Note in this problem, the median is defined as the (m/2)-th smallest number if m,the amount of the differences, is even. For example, you have to find the third smallest one in the case of m = 6.
Input
The input consists of several test cases.
In each test case, N will be given in the first line. Then N numbers are given, representing X1, X2, ... , XN, ( Xi ≤ 1,000,000,000 3 ≤ N ≤ 1,00,000 )
Output
For each test case, output the median in a separate line.
Sample Input
4 1 3 2 4 3 1 10 2
Sample Output
1 8
题意:给定N个数,这些数字两两求差构成C(N,2)(即N*(N-1)/2)个数值,求这C(N,2)个数的中位数。

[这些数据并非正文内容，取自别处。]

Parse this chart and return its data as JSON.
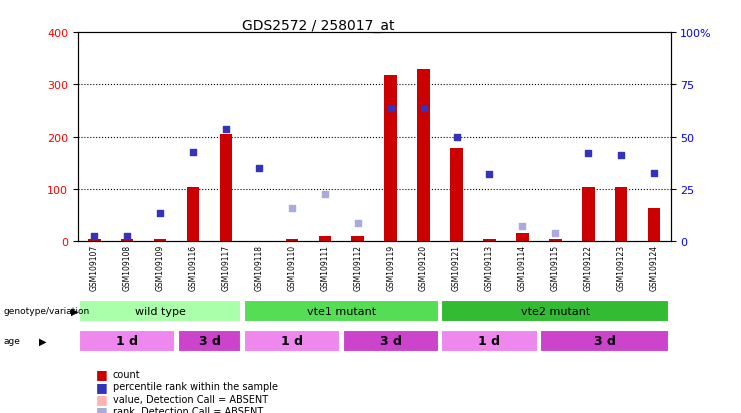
{
  "title": "GDS2572 / 258017_at",
  "samples": [
    "GSM109107",
    "GSM109108",
    "GSM109109",
    "GSM109116",
    "GSM109117",
    "GSM109118",
    "GSM109110",
    "GSM109111",
    "GSM109112",
    "GSM109119",
    "GSM109120",
    "GSM109121",
    "GSM109113",
    "GSM109114",
    "GSM109115",
    "GSM109122",
    "GSM109123",
    "GSM109124"
  ],
  "count_values": [
    5,
    5,
    5,
    103,
    205,
    0,
    5,
    10,
    10,
    318,
    330,
    178,
    5,
    15,
    5,
    103,
    103,
    63
  ],
  "count_absent": [
    false,
    false,
    false,
    false,
    false,
    true,
    false,
    false,
    false,
    false,
    false,
    false,
    false,
    false,
    false,
    false,
    false,
    false
  ],
  "rank_values": [
    10,
    10,
    53,
    170,
    215,
    140,
    63,
    90,
    35,
    255,
    255,
    200,
    128,
    30,
    15,
    168,
    165,
    130
  ],
  "rank_absent": [
    false,
    false,
    false,
    false,
    false,
    false,
    true,
    true,
    true,
    false,
    false,
    false,
    false,
    true,
    true,
    false,
    false,
    false
  ],
  "ylim_left": [
    0,
    400
  ],
  "ylim_right": [
    0,
    100
  ],
  "left_yticks": [
    0,
    100,
    200,
    300,
    400
  ],
  "right_yticks": [
    0,
    25,
    50,
    75,
    100
  ],
  "right_yticklabels": [
    "0",
    "25",
    "50",
    "75",
    "100%"
  ],
  "bar_color_present": "#cc0000",
  "bar_color_absent": "#ffb3b3",
  "rank_color_present": "#3333bb",
  "rank_color_absent": "#aaaadd",
  "genotype_groups": [
    {
      "label": "wild type",
      "start": 0,
      "end": 5,
      "color": "#aaffaa"
    },
    {
      "label": "vte1 mutant",
      "start": 5,
      "end": 11,
      "color": "#55dd55"
    },
    {
      "label": "vte2 mutant",
      "start": 11,
      "end": 18,
      "color": "#33bb33"
    }
  ],
  "age_groups": [
    {
      "label": "1 d",
      "start": 0,
      "end": 3,
      "color": "#ee88ee"
    },
    {
      "label": "3 d",
      "start": 3,
      "end": 5,
      "color": "#cc44cc"
    },
    {
      "label": "1 d",
      "start": 5,
      "end": 8,
      "color": "#ee88ee"
    },
    {
      "label": "3 d",
      "start": 8,
      "end": 11,
      "color": "#cc44cc"
    },
    {
      "label": "1 d",
      "start": 11,
      "end": 14,
      "color": "#ee88ee"
    },
    {
      "label": "3 d",
      "start": 14,
      "end": 18,
      "color": "#cc44cc"
    }
  ],
  "legend_items": [
    {
      "label": "count",
      "color": "#cc0000"
    },
    {
      "label": "percentile rank within the sample",
      "color": "#3333bb"
    },
    {
      "label": "value, Detection Call = ABSENT",
      "color": "#ffb3b3"
    },
    {
      "label": "rank, Detection Call = ABSENT",
      "color": "#aaaadd"
    }
  ],
  "xlabel_bg_color": "#bbbbbb"
}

分析:算是第一次遇到这样二重二分的题目,首先O(n^2)的暴力不过,也不是数论,更不是DP,那就是朝二分上想,因为这道题目是让求任意两个数差所构成的中位数,因此可以想出|ai-aj|<mid的个数应大于C/2个(因为这是假设mid是我们所要求的最接近中位数的数,因此只能是大于,最后输出区间的左边界就好),为了方便起见,先将所有的ai从小到大排一下,然后得|aj-ai|<mid(j>i)的个数大于C/2==>aj<ai+mid的个数大于C/2;
PS一下:这里要会使用lower_bound函数
#include <cstdio>
#include <iostream>
#include <algorithm>
#include <cmath>
#include <cstdlib>
#include <cstring>
using namespace std;
typedef long long ll;
#define rep(i,l,r) for(int i=l;i<=r;i++)
const int N = 3e5 + 10;
const int MOD = 0x3f3f3f3f;
ll m;
int n;
int a[N];
bool solve(int x)
{
ll tot=0;
rep(i,0,n-1)
tot+=n-(lower_bound(a,a+n,a[i]+x)-a);
return tot>(m/2);
}
int main()
{
#ifndef ONLINE_JUDGE
freopen("in.txt","r",stdin);
#endif // ONLINE_JUDGE
while(scanf("%d",&n)!=EOF){
m=(n*(n-1))/2;
rep(i,0,n-1)
scanf("%d",&a[i]);
sort(a,a+n);
int L=0;int R=a[n-1]-a[0]+1;
while(R-L>1){
int mid=(L+R)/2;
if(solve(mid))
L=mid;
else
R=mid;
}
printf("%d\n",L);
}
// rep(i,0,4) scanf("%d",&a[i]);
// printf("%d",lower_bound(a,a+3,11)-a);
return 0;
}